Leptodactylus latrans is a species of frog in the family Leptodactylidae. It is native to much of South America east of the Andes, and Trinidad and Tobago. It has many common names, including rana criolla, sapo-rana llanero, butter frog, argus frog, and lesser foam frog.

==Description==
The adult male frog measures 90-120 mm in snout-vent length and the adult female frog is 80-110 mm. The skin of the dorsum is dark gray or red-brown in color with folded skin. There are dark ocelli spots with white around the edges, resembling eyes. The male frog has robust front legs. This frog has only fringed skin on its feet rather than full webbing, so it can swim well but also jump and move effectively on land.

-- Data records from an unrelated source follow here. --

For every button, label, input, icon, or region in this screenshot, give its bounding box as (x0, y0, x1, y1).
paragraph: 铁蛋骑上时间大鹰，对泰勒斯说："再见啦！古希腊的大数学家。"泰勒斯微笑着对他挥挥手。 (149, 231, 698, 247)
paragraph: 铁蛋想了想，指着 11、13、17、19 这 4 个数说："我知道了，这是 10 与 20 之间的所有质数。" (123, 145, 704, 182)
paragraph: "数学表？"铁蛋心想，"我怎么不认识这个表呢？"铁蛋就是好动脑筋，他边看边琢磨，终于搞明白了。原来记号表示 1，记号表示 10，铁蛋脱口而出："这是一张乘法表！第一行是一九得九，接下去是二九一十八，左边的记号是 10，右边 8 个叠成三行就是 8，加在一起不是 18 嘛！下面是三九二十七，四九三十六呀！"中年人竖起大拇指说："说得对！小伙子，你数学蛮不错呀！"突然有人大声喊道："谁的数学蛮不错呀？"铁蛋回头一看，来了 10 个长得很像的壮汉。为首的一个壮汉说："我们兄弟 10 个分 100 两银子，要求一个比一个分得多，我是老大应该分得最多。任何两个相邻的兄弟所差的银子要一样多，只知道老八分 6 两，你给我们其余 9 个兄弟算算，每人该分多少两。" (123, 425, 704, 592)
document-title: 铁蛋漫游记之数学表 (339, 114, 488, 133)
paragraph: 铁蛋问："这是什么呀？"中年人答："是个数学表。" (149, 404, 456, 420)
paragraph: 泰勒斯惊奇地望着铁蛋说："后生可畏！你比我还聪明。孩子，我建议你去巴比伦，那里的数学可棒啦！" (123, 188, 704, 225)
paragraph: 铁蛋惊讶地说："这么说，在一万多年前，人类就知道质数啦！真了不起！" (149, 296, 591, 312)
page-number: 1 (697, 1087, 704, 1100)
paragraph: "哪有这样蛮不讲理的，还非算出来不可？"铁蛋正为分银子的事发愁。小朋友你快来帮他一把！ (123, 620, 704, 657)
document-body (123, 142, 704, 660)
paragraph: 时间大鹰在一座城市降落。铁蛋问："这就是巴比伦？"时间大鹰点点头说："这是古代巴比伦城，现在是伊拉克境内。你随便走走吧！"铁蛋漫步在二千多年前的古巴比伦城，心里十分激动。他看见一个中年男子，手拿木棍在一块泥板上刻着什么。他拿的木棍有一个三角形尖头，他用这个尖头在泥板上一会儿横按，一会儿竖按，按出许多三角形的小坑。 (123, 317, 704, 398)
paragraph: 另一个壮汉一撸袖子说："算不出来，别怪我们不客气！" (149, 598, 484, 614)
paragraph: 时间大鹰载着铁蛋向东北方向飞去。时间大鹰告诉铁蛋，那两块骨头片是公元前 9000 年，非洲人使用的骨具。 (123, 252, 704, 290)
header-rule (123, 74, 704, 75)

The adult frog can alter the length of its gut. The male frogs have longer guts during the warm part of the year when food is most abundant, and female frogs have longer guts during the cold part of the year when they develop eggs.

==Habitat and ecology==
This is a common species in many parts of its range. It can be found in a variety of habitat types, including swamps, savannah, grasslands, and tropical forest ecosystems. It tolerates disturbed habitat and can be seen in gardens and urban areas. It breeds in temporary water bodies, such as ponds and floodplains, where it creates a foam nest for its eggs. In some cases, one parent, usually a female, guards the tadpoles and attacks potential predators. This frog has been observed between 0 and 900 meters above sea level, and in many protected areas throughout its range.

==Relationship to humans==
People sometimes eat this frog.

==Reproduction==
The male frog hides in aquatic plants and calls to the female frogs. The female frogs usually lay eggs in temporary ponds. She lays the eggs in a foam nest that the male frog makes while still in amplexus. The bubble nest and the eggs inside it float on top of the water. Each nest is 12-25 cm long and has thousands to eggs in it. It has a hole in the middle that is 4-8 cm long. The female frog sometimes sits in the hole in the nest so she can scare away animals that want to eat the eggs, for example birds. Sometimes the adult frogs lay eggs on dry land before the rain. Then the rain turns the land into a pond. The tadpoles leave the nest and swim in the pond. Because they hatch before the pond is there, these tadpoles are bigger and stronger than the tadpoles of frog species that lay eggs after it rains. The tadpoles exhibit school ing behavior.

==Taxonomy==
This taxon is considered to be a species complex, or a component of one, and taxonomic studies may distinguish several different species among its populations.